Ce passage d’Apocalypse 6 : 9-11 contredit la croyance en l’immortalité de l’âme. Une analyse de texte, qui ne prend pas en compte le contexte symbolique de l’apocalypse, ni l’ensemble des textes inspirés sur ce sujet, peut conduire à une méprise. Certes, nous avons le devoir de respecter des compréhensions autres, mais nous avons aussi pour mission de redire la cohérence du plan divin dans ses moindres détails. Toutefois, sachant que le décryptage du symbolisme du livre de l’Apocalypse est loin d’être évident pour tous, nous devons manifester de l’empathie pour tous ceux et celles qui caressent ce vieux rêve humain de l’immortalité. Ne pouvant accepter que notre vie soit une fin, la doctrine de l’immortalité de l’âme se présente comme une consolation. On oublie que son origine est païenne et que les paroles du Seigneur Jésus sont suffisantes pour entretenir notre foi. L’esprit qui devrait conduire notre action est toute entière résumée dans l’épître aux Hébreux chapitre 11.

Soyons clairs ! Ce n’est pas ce que nous croyons qui modifiera d’un iota le plan parfait de YHWH-Adonaï, notre Père. Réaffirmons que son projet prévoit une finalité heureuse pour chacun de nous, et c’est bien là l’essentiel. Nous pouvons nous tromper dans la compréhension du contenu du livre de l’Apocalypse… Mais si notre cœur est tout entier, par amour, porté vers notre Père, grâce à Jésus-Christ et au Saint Esprit, nous pouvons appréhender l’avenir avec confiance et sérénité.

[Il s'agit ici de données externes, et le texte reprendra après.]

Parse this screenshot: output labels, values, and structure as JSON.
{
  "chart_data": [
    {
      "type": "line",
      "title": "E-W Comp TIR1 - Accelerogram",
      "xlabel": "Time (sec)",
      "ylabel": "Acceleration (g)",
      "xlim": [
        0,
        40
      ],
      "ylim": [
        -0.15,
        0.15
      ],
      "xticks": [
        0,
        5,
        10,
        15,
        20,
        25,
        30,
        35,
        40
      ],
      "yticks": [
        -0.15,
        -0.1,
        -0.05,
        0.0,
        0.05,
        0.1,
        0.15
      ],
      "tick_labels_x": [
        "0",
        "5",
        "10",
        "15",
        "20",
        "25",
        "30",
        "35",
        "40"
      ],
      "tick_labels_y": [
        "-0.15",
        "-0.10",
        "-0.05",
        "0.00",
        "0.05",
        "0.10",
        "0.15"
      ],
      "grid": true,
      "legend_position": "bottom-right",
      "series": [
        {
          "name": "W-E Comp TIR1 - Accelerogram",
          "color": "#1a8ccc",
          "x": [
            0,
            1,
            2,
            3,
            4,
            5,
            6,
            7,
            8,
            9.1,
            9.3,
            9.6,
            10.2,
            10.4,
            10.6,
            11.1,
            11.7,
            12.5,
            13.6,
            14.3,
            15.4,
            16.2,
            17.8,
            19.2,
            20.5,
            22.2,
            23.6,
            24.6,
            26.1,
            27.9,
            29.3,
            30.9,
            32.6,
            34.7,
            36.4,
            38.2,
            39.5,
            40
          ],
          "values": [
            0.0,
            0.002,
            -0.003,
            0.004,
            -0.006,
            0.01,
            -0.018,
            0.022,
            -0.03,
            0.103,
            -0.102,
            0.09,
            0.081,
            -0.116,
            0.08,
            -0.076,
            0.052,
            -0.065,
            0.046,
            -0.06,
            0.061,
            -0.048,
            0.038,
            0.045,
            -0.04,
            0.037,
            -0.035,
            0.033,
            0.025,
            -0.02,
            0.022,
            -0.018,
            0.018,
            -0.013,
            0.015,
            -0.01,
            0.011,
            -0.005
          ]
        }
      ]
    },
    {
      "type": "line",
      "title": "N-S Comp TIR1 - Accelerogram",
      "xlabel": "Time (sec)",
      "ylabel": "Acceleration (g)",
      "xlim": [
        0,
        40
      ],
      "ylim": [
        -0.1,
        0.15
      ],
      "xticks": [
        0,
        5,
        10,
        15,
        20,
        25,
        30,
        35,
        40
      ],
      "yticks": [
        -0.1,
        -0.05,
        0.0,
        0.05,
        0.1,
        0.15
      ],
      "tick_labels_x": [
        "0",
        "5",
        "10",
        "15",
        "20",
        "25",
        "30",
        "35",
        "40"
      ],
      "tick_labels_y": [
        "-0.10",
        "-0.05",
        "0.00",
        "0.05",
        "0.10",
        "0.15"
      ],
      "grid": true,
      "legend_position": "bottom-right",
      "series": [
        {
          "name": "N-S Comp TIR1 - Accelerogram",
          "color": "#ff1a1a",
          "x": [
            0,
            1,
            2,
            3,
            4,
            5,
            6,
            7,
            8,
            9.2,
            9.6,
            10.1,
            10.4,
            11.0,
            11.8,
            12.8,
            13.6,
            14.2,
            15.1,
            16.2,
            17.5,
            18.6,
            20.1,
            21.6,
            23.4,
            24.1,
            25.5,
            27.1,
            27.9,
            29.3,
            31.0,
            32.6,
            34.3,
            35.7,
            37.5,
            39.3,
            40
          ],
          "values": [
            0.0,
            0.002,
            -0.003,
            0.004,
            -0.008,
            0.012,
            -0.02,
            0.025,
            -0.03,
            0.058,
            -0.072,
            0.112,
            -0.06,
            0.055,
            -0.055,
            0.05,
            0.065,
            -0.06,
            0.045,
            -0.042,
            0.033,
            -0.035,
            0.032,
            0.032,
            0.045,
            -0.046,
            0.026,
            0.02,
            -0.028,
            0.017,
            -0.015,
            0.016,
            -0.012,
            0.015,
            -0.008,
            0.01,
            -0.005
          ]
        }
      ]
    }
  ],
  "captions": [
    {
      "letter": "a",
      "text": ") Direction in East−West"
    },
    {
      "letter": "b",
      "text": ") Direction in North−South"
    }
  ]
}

« Nous sommes tous dans le ruisseau, mais certains d’entre nous regardent les étoiles » Oscar Wilde, écrivain, dramaturge, poète irlandais.

                                                                                     

                                                                                 Jacques Eychenne

 

 

PS : (1) Claude Tresmontant (1925-1997) philosophe français, helléniste et hébraïsant, traite un sujet fondamental de l’anthropologie biblique. Pour lui, l’âme a fait l’objet de nombreux malentendus, lesquels sont à l’origine de fausses conceptions de l’humain, de sa vie, et de son destin. Il revisite le sens des mots corps, âme, chair etc. de manière à évacuer enfin les erreurs du passé. (cf. Claude Tresmontant, le problème de l’âme, Editions du Seuil, Paris 1971).

LSG, version Louis Segond 1982 et 2010 ; TOB, version Traduction Œcuménique de la Bible.